My questions are(of the OP who asked the questions there):

First: To check that it is 1-1: Assume that $\phi(\textbf{x}) = \phi(\textbf{y}) $ then $$\sum_n a_n 2^{-n} = \sum_n b_n 2^{-n}$$ but then how can I conclude that $a_i = b_i$ for every $1\leq i \leq n.$

For being surjective, I think this is immediate. Right?

$X_{\infty}$ definition.

the set $X_{\infty} = \{ (a_1, a_2, a_3, \dots )\,|\,\exists N s.t. \forall n \geq N, a_n = 1 \}$

The Solution:

To show injectivity, suppose $a_i \neq b_i$ for some $i \geq 1$ and let $i$ be the least index at which they differ (so we assume that $a_j=b_j$ for all $1\leq j <i$. That means one of $a_i$ or $b_i$ is $1$ and the other is $0$. WLOG suppose that $a_i=1$ and $b_i=0$. So we have $$\phi(a) = \sum_{j=1}^{i-1} a_j2^{-j} + 2^i +\sum_{n=i+1}^\infty a_n 2^{-n}$$ and $$\phi(b) = \sum_{j=1}^{i-1} a_j2^{-j} +\sum_{n=i+1}^\infty b_n 2^{-n}.$$ From this, can you find a lower bound for $\phi(a)$ and an upper bound for $\phi(b)$? What must each of the entries $b_n$ for $n \geq {i+1}$ be in order for $\phi(b)$ to achieve this upper bound?

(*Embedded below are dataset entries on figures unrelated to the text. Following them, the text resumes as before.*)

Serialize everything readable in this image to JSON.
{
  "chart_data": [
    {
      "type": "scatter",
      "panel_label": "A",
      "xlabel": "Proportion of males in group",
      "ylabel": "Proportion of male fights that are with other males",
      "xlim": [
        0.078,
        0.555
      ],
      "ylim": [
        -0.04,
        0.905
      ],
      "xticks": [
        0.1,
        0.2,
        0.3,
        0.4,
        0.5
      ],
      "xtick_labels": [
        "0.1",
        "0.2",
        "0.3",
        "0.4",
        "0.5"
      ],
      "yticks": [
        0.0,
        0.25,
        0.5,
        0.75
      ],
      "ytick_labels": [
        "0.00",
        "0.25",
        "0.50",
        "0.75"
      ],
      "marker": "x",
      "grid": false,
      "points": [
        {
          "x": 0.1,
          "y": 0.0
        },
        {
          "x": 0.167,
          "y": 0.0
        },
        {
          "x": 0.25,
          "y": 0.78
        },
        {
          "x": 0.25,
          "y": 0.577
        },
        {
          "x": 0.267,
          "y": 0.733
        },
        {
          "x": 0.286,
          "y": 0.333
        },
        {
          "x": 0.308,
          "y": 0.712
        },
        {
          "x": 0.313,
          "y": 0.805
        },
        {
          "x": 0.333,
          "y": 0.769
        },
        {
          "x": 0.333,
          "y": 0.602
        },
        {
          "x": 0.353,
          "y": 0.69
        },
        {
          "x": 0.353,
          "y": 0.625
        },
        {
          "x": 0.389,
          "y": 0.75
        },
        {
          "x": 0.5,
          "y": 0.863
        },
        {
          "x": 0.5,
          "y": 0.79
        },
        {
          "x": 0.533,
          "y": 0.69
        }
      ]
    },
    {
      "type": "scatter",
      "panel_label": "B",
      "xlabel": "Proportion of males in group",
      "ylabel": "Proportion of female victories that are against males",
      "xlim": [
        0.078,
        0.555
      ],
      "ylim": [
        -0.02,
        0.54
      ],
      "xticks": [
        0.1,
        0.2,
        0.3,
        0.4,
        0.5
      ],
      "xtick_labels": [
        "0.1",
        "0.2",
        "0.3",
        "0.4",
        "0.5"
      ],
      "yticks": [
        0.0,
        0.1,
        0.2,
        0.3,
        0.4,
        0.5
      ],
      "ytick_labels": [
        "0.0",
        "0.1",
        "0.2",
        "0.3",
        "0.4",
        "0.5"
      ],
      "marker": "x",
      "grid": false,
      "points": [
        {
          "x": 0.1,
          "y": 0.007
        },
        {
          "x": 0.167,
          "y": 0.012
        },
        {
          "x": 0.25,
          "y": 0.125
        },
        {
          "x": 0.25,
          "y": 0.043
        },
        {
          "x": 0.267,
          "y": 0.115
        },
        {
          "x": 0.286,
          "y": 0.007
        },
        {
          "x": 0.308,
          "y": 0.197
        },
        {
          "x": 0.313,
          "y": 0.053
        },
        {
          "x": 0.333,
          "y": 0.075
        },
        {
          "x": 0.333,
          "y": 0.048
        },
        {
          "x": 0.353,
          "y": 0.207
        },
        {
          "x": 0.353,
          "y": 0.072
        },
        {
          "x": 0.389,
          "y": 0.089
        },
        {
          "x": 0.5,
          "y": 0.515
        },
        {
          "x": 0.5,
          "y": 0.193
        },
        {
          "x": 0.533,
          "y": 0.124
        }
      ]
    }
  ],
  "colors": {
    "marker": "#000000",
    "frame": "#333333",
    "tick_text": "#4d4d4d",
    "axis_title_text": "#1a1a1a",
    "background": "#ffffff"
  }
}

Now, my own questions are:

1- I think the lower bound for $\phi(a)$ will be achieved when $a_{i+1} = 0$ and in this case the sum of this geometric series part will be zero. Am I correct?

2- And the upper bound of $\phi(b)$ will be achieved when $b_{n+1}$ is $1$ and in this case the sum of the geometric series will $1/2^i$. Am I correct?

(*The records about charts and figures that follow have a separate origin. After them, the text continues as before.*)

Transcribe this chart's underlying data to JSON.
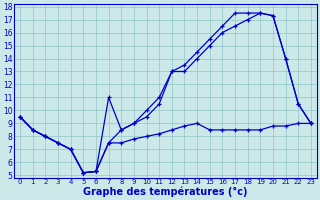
{
  "xlabel": "Graphe des températures (°c)",
  "bg_color": "#cce8e8",
  "line_color": "#0000cc",
  "grid_color": "#99cccc",
  "xlim": [
    -0.5,
    23.5
  ],
  "ylim": [
    4.8,
    18.2
  ],
  "xticks": [
    0,
    1,
    2,
    3,
    4,
    5,
    6,
    7,
    8,
    9,
    10,
    11,
    12,
    13,
    14,
    15,
    16,
    17,
    18,
    19,
    20,
    21,
    22,
    23
  ],
  "yticks": [
    5,
    6,
    7,
    8,
    9,
    10,
    11,
    12,
    13,
    14,
    15,
    16,
    17,
    18
  ],
  "series1_x": [
    0,
    1,
    2,
    3,
    4,
    5,
    6,
    7,
    8,
    9,
    10,
    11,
    12,
    13,
    14,
    15,
    16,
    17,
    18,
    19,
    20,
    21,
    22,
    23
  ],
  "series1_y": [
    9.5,
    8.5,
    8.0,
    7.5,
    7.0,
    5.2,
    5.3,
    7.5,
    8.5,
    9.0,
    9.5,
    10.5,
    13.0,
    13.0,
    14.0,
    15.0,
    16.0,
    16.5,
    17.0,
    17.5,
    17.3,
    14.0,
    10.5,
    9.0
  ],
  "series2_x": [
    0,
    1,
    2,
    3,
    4,
    5,
    6,
    7,
    8,
    9,
    10,
    11,
    12,
    13,
    14,
    15,
    16,
    17,
    18,
    19,
    20,
    21,
    22,
    23
  ],
  "series2_y": [
    9.5,
    8.5,
    8.0,
    7.5,
    7.0,
    5.2,
    5.3,
    11.0,
    8.5,
    9.0,
    10.0,
    11.0,
    13.0,
    13.5,
    14.5,
    15.5,
    16.5,
    17.5,
    17.5,
    17.5,
    17.3,
    14.0,
    10.5,
    9.0
  ],
  "series3_x": [
    0,
    1,
    2,
    3,
    4,
    5,
    6,
    7,
    8,
    9,
    10,
    11,
    12,
    13,
    14,
    15,
    16,
    17,
    18,
    19,
    20,
    21,
    22,
    23
  ],
  "series3_y": [
    9.5,
    8.5,
    8.0,
    7.5,
    7.0,
    5.2,
    5.3,
    7.5,
    7.5,
    7.8,
    8.0,
    8.2,
    8.5,
    8.8,
    9.0,
    8.5,
    8.5,
    8.5,
    8.5,
    8.5,
    8.8,
    8.8,
    9.0,
    9.0
  ]
}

3- lastly, why we are thinking of the lower bound of $\phi(a)$and not the upper bound? And same question for $\phi(b)$,why we are searching for the upper bound of it?

4- What exactly the idea of the contradiction I will get in proving injectivity?

Answer 1

Much simpler: First, let us write quite suggestively $$ \phi(a_1, a_2, \dots ) = \sum_{i=1}^{\infty}a_i2^{-i}\color{red}{=0.a_1a_2\cdots}, $$ which is the usual form of writing the number in base $2$. For a sequence in $X_\infty$ there are two ways of writing $\sum_{i=1}^{\infty}a_i2^{-i}$: if $N$ is the smallest integer in the definition of $X_\infty$, then $a_{N-1}=0$ and so $$ \sum_{i=1}^{\infty}a_i2^{-i}=0.a_1\cdots a_{N-2}0111\cdots=0.a_1\cdots a_{N-2}1000\cdots. $$ Therefore, for $(a_1, a_2, \dots )$ and $(b_1, b_2, \dots )$ in $ X\setminus X_\infty$, if $$ \phi(a_1, a_2, \dots )=\phi(b_1, b_2, \dots ),$$ which is the same as $$ 0.a_1a_2\cdots=0.b_1b_2\cdots, $$ $a_i=b_i$ for all $i$ (since we excluded $X_\infty$). This shows that $(a_1, a_2, \dots )$ and $(b_1, b_2, \dots )$ are equal.